Dagegen mutet die verweigerte Genehmigung der Denkmalbehörde für Carla Schutt und Klaus Erfurth, für ein großes Haus in Bad Bergzabern eine Fotovoltaikanlage zu installieren, nahezu lächerlich an. Dabei kämpfen sie seit anderthalb Jahren darum, Sonnenenergie dafür zu nutzen, um Strom für das Haus und zwei Elektroautos zu gewinnen. Weil das Ende der geteerten Auffahrt direkt vor ihrer Haustür als Außenbereich im Flächennutzungsplan deklariert ist, dürfen sie aber nicht.

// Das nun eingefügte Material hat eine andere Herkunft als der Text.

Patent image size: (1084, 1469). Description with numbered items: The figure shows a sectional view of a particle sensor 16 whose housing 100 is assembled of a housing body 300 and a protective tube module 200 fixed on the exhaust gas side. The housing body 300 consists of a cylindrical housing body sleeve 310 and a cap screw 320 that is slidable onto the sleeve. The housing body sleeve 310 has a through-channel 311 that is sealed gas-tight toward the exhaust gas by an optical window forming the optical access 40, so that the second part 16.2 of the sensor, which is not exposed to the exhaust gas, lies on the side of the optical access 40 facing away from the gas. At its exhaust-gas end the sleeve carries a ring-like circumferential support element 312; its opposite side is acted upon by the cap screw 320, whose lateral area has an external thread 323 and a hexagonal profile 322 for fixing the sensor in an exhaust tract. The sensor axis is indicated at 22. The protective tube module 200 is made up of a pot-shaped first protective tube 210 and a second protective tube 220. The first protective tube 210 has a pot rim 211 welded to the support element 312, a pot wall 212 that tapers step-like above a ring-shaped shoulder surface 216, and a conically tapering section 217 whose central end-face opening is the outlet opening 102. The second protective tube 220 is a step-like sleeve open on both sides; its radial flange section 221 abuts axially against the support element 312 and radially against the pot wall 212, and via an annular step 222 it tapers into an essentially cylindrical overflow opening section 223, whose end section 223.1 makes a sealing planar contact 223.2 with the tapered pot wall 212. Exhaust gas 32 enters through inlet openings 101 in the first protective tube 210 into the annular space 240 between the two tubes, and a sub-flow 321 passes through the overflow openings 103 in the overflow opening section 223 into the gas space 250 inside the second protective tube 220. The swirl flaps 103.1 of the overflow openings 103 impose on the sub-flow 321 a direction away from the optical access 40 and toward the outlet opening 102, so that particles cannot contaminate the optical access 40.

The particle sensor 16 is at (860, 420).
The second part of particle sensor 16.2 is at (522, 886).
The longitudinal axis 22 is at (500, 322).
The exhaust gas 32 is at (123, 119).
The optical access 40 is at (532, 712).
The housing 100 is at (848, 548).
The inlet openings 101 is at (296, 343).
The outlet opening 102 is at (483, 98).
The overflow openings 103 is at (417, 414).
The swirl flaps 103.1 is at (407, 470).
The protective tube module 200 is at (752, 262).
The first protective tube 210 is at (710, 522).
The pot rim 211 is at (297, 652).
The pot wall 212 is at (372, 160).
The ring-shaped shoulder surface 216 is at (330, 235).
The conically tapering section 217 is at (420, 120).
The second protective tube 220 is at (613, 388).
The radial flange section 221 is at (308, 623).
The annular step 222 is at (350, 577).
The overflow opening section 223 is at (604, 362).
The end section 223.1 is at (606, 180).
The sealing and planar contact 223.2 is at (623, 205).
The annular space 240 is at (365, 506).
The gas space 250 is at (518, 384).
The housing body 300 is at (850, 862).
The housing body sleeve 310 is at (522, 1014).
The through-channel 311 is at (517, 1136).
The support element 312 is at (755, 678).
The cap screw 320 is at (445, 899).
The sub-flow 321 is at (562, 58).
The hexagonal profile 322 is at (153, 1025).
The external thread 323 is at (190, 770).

„Außenbereich“ war gebetsmühlenartig das Zauberwort des Kreisrechtsausschusses, um jedes Argument der Stadt und der Vertreterin der Gebäudeeigentümer abzubügeln. Und der Vorsitzende zeigt sich auch noch süffisant belustigt, dass die Stadt ein so kleines Projekt unterstützt. Immerhin war er darüber verwundert, dass die Besitzer ausgezogen sind. Wieso? Weil sie von diesem Theater die Nase voll haben.
Die Besitzer der Villa hätten ihr Vermögen, auch das Haus, einer Stiftung, die bereits gegründet war, vererbt. Sie wurde jetzt wieder aufgelöst. Einen Käufer für das Anwesen gibt es noch nicht. Der schaden für die Stadt Bad Bergzabern ist groß.